‘Charlie Brown’ lacks spark
Rainbow Company’s "You’re a Good Man, Charlie Brown" is a surprisingly lackluster production that fails to capture the spirit of the Charles M. Schulz characters.
This often-produced, small-scaled musical, based on the revered "Peanuts" comic strip, demands some pretty precise types: the vulnerable and likable title hero (Joshua Stackhouse) who can’t seem to do anything right; the loud-mouthed and manipulative Lucy (Caitlin Cypher); and the loyal, attention-getting, dinner-obsessed dog Snoopy (Alec TerBerg). What directors Karen McKenney and Brian Kral give us, though, is generic and broad-stroked. There isn’t much there.
Stackhouse, for example, is likable, but doesn’t seem particularly vulnerable. He’s not much of anything. Cypher is a sweet, childlike soprano, but lacks the brashness and bullying voice that is Lucy. TerBerg clowns around as Snoopy, but he sings out of his range most of the time, and we don’t get much sense that he is a flesh-and-blood pet.

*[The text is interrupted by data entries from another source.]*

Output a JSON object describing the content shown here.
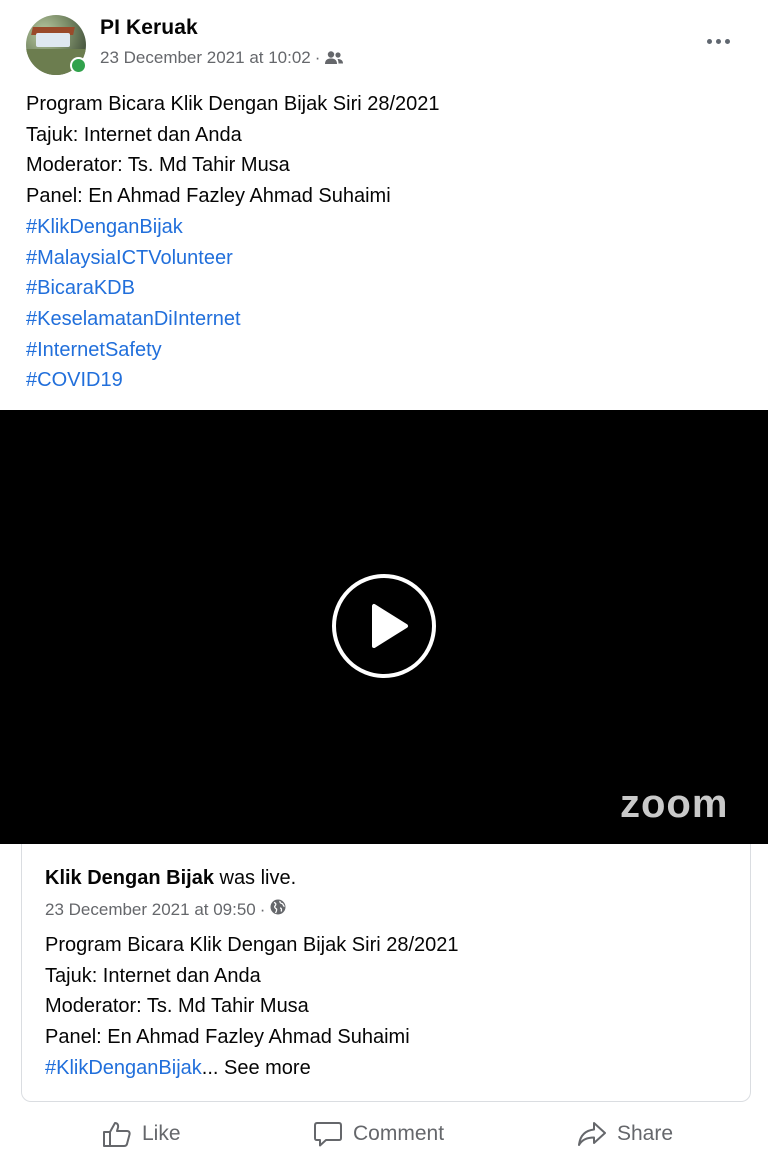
{
  "post": {
    "author": "PI Keruak",
    "timestamp": "23 December 2021 at 10:02",
    "separator": "·",
    "audience_icon": "friends-icon",
    "text_lines": [
      "Program Bicara Klik Dengan Bijak Siri 28/2021",
      "Tajuk: Internet dan Anda",
      "Moderator: Ts. Md Tahir Musa",
      "Panel: En Ahmad Fazley Ahmad Suhaimi"
    ],
    "hashtags": [
      "#KlikDenganBijak",
      "#MalaysiaICTVolunteer",
      "#BicaraKDB",
      "#KeselamatanDiInternet",
      "#InternetSafety",
      "#COVID19"
    ]
  },
  "video": {
    "watermark": "zoom",
    "play_icon": "play-icon"
  },
  "shared": {
    "author": "Klik Dengan Bijak",
    "status": " was live.",
    "timestamp": "23 December 2021 at 09:50",
    "separator": "·",
    "audience_icon": "globe-icon",
    "text_lines": [
      "Program Bicara Klik Dengan Bijak Siri 28/2021",
      "Tajuk: Internet dan Anda",
      "Moderator: Ts. Md Tahir Musa",
      "Panel: En Ahmad Fazley Ahmad Suhaimi"
    ],
    "last_tag": "#KlikDenganBijak",
    "ellipsis": "...",
    "see_more": " See more"
  },
  "actions": {
    "like": "Like",
    "comment": "Comment",
    "share": "Share"
  },
  "colors": {
    "link": "#216fdb",
    "secondary_text": "#65676b",
    "online": "#31a24c"
  }
}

J Neal’s set is peculiarly drab. It’s dwarfed by an oversized, raked artist’s table, with white, unfinished story boards. An ugly, black, equally oversized desk lamp towers over the table. This is a concept that may have looked good on paper, but it’s unattractive to the eye and robs the stage of visual magic. (Thank goodness for a huge red-with-black-stripes box with two enormous pencils inside that sits stage left. It gives the environment its only suggestion of fantasy color.)
Madalyn Durbin, as Frieda, a girl rightfully proud of her naturally curly hair, is the only major character who seems to belong in Schultz’s world. And McKenney’s choreography — particularly during a number involving the attachment of young Linus (Ernest Reynolds) to his blanket — has a needed playfulness.
The chorus vocals are strong, and there’s a healthy dose of actors who command small roles. It’s also pleasing (and rare) to experience the music of a six-member live orchestra (under the direction of Joseph Cottone).
The show is harmless, and at times, entertaining. It just doesn’t have pizzazz.